Der Bericht zeigt darüber hinaus einen dramatischen Verlust bei den internationalen Reiseausgaben, die im Vergleich zum Vorjahr um 69,4 Prozent gesunken sind. Die Ausgaben für Inlandsreisen fielen um 45 Prozent. 

Gloria Guevara, WTTC Präsidentin und CEO, sagte: "Wir müssen das prompte Handeln der Regierungen auf der ganzen Welt loben, die dank verschiedener Auffangprogramme so viele gefährdete Arbeitsplätze und Existenzen gerettet haben, ohne die die heutigen Zahlen noch viel schlimmer wären."

"Da der Beitrag des Sektors zum Bruttoinlandsprodukt um fast die Hälfte gesunken ist, ist es wichtiger denn je, dass die Reise- und Tourismusbranche die nötige Unterstützung erhält, um die wirtschaftliche Erholung voranzutreiben. Dies wird entscheidend dazu beitragen, dass sich die Welt von den Auswirkungen der Pandemie erholen kann."
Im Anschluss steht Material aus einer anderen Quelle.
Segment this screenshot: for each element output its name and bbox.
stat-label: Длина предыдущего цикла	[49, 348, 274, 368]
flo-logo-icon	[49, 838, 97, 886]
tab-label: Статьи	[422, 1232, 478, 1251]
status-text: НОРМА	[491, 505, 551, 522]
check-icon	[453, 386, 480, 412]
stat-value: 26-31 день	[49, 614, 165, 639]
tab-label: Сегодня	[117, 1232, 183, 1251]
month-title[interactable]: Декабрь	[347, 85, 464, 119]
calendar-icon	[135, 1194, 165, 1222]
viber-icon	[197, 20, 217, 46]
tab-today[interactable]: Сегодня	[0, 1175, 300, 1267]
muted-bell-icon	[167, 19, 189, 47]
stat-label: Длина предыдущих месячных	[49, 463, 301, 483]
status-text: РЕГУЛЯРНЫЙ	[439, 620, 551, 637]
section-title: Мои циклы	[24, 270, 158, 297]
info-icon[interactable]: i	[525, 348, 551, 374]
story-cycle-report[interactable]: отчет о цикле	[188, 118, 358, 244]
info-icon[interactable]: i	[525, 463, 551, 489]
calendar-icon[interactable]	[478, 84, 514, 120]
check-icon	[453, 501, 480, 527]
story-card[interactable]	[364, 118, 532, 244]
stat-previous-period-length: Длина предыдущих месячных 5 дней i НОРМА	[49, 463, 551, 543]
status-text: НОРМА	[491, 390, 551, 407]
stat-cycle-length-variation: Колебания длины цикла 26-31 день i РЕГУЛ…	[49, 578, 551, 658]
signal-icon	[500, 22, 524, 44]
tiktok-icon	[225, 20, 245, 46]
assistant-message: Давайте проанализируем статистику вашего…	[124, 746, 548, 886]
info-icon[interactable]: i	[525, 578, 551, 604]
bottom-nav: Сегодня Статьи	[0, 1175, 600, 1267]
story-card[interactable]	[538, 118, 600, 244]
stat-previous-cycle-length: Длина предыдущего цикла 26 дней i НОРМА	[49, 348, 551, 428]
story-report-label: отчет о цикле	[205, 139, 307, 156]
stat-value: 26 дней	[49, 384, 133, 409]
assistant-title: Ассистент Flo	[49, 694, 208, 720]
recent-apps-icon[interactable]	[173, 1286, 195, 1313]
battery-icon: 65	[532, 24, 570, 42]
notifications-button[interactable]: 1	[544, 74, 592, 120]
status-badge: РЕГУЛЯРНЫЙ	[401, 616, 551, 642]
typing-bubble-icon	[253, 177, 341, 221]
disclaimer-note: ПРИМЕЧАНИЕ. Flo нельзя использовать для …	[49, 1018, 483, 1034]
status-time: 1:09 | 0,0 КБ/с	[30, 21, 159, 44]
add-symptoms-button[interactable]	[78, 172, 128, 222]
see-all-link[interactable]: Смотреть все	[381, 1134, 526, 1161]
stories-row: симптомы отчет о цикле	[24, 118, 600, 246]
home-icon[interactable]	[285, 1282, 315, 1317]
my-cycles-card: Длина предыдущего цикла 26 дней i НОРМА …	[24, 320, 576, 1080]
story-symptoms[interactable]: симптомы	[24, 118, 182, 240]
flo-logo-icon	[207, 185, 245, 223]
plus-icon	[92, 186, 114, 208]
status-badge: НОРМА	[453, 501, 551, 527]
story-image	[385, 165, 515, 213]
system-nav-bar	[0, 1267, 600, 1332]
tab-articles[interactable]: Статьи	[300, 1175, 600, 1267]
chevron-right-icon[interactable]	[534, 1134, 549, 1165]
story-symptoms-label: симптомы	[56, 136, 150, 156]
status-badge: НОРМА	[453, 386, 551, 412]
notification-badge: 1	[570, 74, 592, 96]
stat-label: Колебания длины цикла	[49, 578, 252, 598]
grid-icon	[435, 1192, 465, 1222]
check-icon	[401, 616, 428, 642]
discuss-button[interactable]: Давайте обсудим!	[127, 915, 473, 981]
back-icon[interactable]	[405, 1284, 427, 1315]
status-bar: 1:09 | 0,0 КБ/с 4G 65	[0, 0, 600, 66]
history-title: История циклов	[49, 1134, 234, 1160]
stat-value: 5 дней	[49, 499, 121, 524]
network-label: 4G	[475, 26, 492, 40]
Laut Studie könnte der Beitrag der Branche zum globalen BIP in diesem Jahr stark ansteigen - um 48,5 Prozent im Vergleich zum Vorjahr. Die Studie zeigt auch, dass der Beitrag im Jahr 2022 mit einem weiteren Anstieg von 25,3 Prozent im Vergleich zum Vorjahr fast das Niveau von 2019 erreichen könnte.